Lettre 90 Weisi,30 oct. 1938

Weisi, le 30. X. 1938.

Mon cher Louis,

Quand tu me liras, les autres seront déjà loin 86 . J'ai appris trop tard leur départ, pour te commander ce que j'aurais voulu. J'étais alors à six jours d'ici, occupé à étudier le tibétain. Un beau jour, je reçois la nouvelle du départ. Hélas ! il ne me restait plus qu'un mois; la lettre n'aurait donc pas pu arriver, heureusement pour toi! Et maintenant, voici mon boulot. Tu penses que je suis régent. J'ai 39 élèves mi-chinois, mi-tibétains. Je leur apprends tout, depuis la façon de se laver, de s'habiller, jusqu'à la façon de se mettre à genoux et de prier. Les pauvres ! ils sont pleins de poux, de punaises et de puces, et, Dieu sait, si j'en n'attrappe pas quelquefois, moi aussi ! Je suis tout le jour pris par eux car il faut leur inculquer la religion, comme on inocule un poison: petit à petit, à chaque moment un peu.

Mon école n'est pas encore finie. c'est une magnifique maison. Charpente de bois et murs de terre, deux étages (plutôt, un) et galetas. Galetas: dortoir ; étage: ma chambre, chapelle ; rez-de-chaussée: salles de classe. Plus tard, seulement, j'aurai une cure et église.

Des chrétiens, j'en ai déjà 39; les autres viendront. Santé, excellente ; travail assuré ; position magnifique; pension originale: matin, bouillie de riz; midi, riz ou maïs cuit à la vapeur (on lave le riz, on le fait bouillir une minute dans l'eau, on le met dans un tamis qui lui-même "couvercle" une marmite où bout quelque chose. Pour le maïs, idem). Ensuite, on le mange avec du piment, des pommes de terre ou de la viande. Soir : voir midi. Dessert, quelquefois une pipe. Apéro : même nature.

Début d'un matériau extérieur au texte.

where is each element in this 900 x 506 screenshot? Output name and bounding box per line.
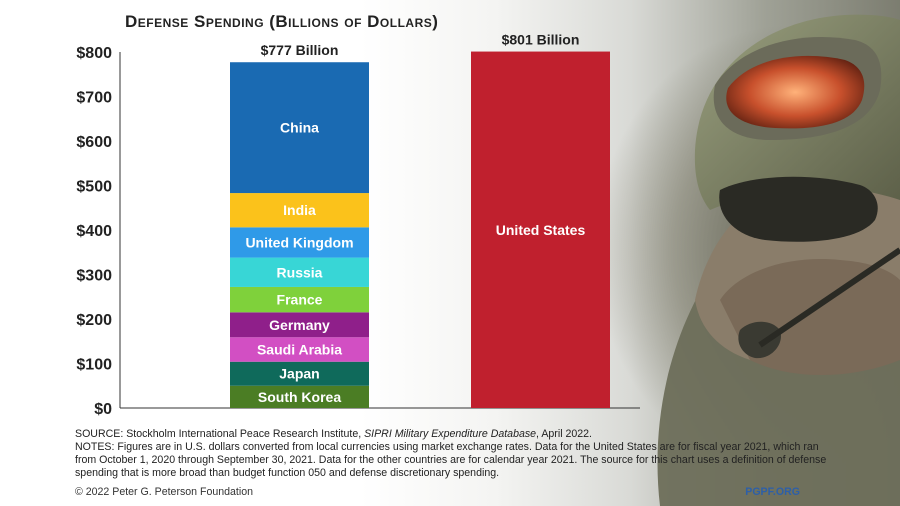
y-tick-label: $600 — [76, 134, 112, 151]
bar-segment-label: Saudi Arabia — [257, 341, 342, 357]
bar-segment-label: Japan — [279, 366, 319, 382]
y-tick-label: $400 — [76, 223, 112, 240]
bar-segment-label: India — [283, 202, 316, 218]
bar-segment — [230, 385, 369, 408]
bar-segment — [471, 51, 610, 409]
bar-segment-label: United Kingdom — [245, 234, 353, 250]
y-tick-label: $200 — [76, 312, 112, 329]
bar-segment — [230, 286, 369, 313]
bar-segment-label: Germany — [269, 317, 330, 333]
y-tick-label: $700 — [76, 90, 112, 107]
bar-segment-label: Russia — [277, 264, 323, 280]
bar-segment — [230, 257, 369, 287]
bar-segment — [230, 227, 369, 258]
bar-segment-label: United States — [496, 222, 586, 238]
source-prefix: SOURCE: Stockholm International Peace Re… — [75, 428, 365, 440]
soldier-photo — [657, 14, 900, 506]
bar-segment-label: South Korea — [258, 389, 341, 405]
y-tick-label: $300 — [76, 268, 112, 285]
source-suffix: , April 2022. — [536, 428, 592, 440]
pgpf-logo: PGPF.ORG — [745, 486, 800, 498]
copyright: © 2022 Peter G. Peterson Foundation — [75, 486, 254, 498]
source-title: SIPRI Military Expenditure Database — [364, 428, 537, 440]
bar-segment-label: France — [277, 292, 323, 308]
source-line: SOURCE: Stockholm International Peace Re… — [75, 428, 835, 441]
bar-segment — [230, 337, 369, 362]
bar-total-label: $801 Billion — [502, 32, 580, 48]
y-tick-label: $100 — [76, 357, 112, 374]
bar-segment-label: China — [280, 120, 319, 136]
notes-text: NOTES: Figures are in U.S. dollars conve… — [75, 441, 827, 479]
bar-segment — [230, 312, 369, 338]
bar-total-label: $777 Billion — [261, 42, 339, 58]
bar-segment — [230, 62, 369, 194]
y-tick-label: $0 — [94, 401, 112, 418]
y-tick-label: $800 — [76, 45, 112, 62]
y-tick-label: $500 — [76, 179, 112, 196]
chart-title: Defense Spending (Billions of Dollars) — [125, 12, 439, 31]
bar-segment — [230, 193, 369, 228]
bar-segment — [230, 361, 369, 386]
chart-notes: SOURCE: Stockholm International Peace Re… — [75, 428, 835, 480]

J'ai un diable à combattre : la paresse de mes élèves et, aussi, parfois la mienne.

Les gens d'ici : ne rien manger, ce n'est pas trop ennuyeux, ça arrive si souvent! Souffrir : il le faut ; mais travailler, faire quelque chose, ça, c'est une peine qu'Adam aurait bien pu payer tout seul ! Les pauvres, pas d'imagination, pas de sentiment. C'est une terre à défricher. Prie Dieu de ne me laisser jamais décourager. Que d'épines à tailler, que de ronces à déraciner ! Le travail de l'Église, oui, ça c'est du beau travail.

Maintenant, quand tu me répondras, ne me donne que des nouvelles de chez nous, comme je ne t'en donne que des miennes. Chez nous, j'entends la famille, j'entends la Suisse; avant ces deux, toi et les tiens. Scierie : trop cher; verra plus tard; tous les problèmes remis. D'abord, m'installer, pour voir, il faut être sur place.

De la maison, pas reçu de lettre, depuis avril 1938. Pas de nouvelles, bonnes nouvelles. Tout de même, une lettre de la maison au coeur d'un exilé !

Nouvelles d'Anna, bonnes. Nouvelles de tante, idem. Nouvelles de Cécile? Age de Laurent? Ne sait-il pas bientôt écrire ?

Heureux dans ma nouvelle patrie, je vous en souhaite autant dans la vôtre que j'aime toujours.

Ai-je besoin d'un peu de repos, je pense aux matins de septembre qui blanchissent le bout des monts ; je pense au vent de septembre qui fait froid au dos, au soleil qui brûle encore le visage, au calme des pâturages désertés, où l'eau des torrents, qui ne sert plus à laver et à désaltérer, a le bruit si doux des choses que l'on n'entendra plus. Ces matins-là, quand j'étais collégien, je me levais toujours content. Je sortais aussitôt aspirer tout l'air que je pouvais, parce que bientôt il fallait partir. Or, dans mon corps, ce souvenir reste ; encore maintenant, ces jours-là, le réveil peut se taire : je me réveille avant lui. Il restera toujours un peu de terre valaisanne dans mon sang, va ! Je suis un arbre transplanté après la croissance. Ce qui ne m'empêche pas d'être heureux ici. Mais maintenant, adieu, choses d'autrefois ! Un prêtre, c'est un personnage public, donc, tout aux autres. Sois fier d'avoir un frère prêtre ; prie comme Jésus pour que sa foi ne défaille pas. Et crois-moi toujours plus à même de t'aimer et d'aimer ceux que tu aimes.

Maurice.

 

86  Ces "autres" sont les chanoines Nanchen et Lovey, qui venaient de partir pour le Tibet et la Chine.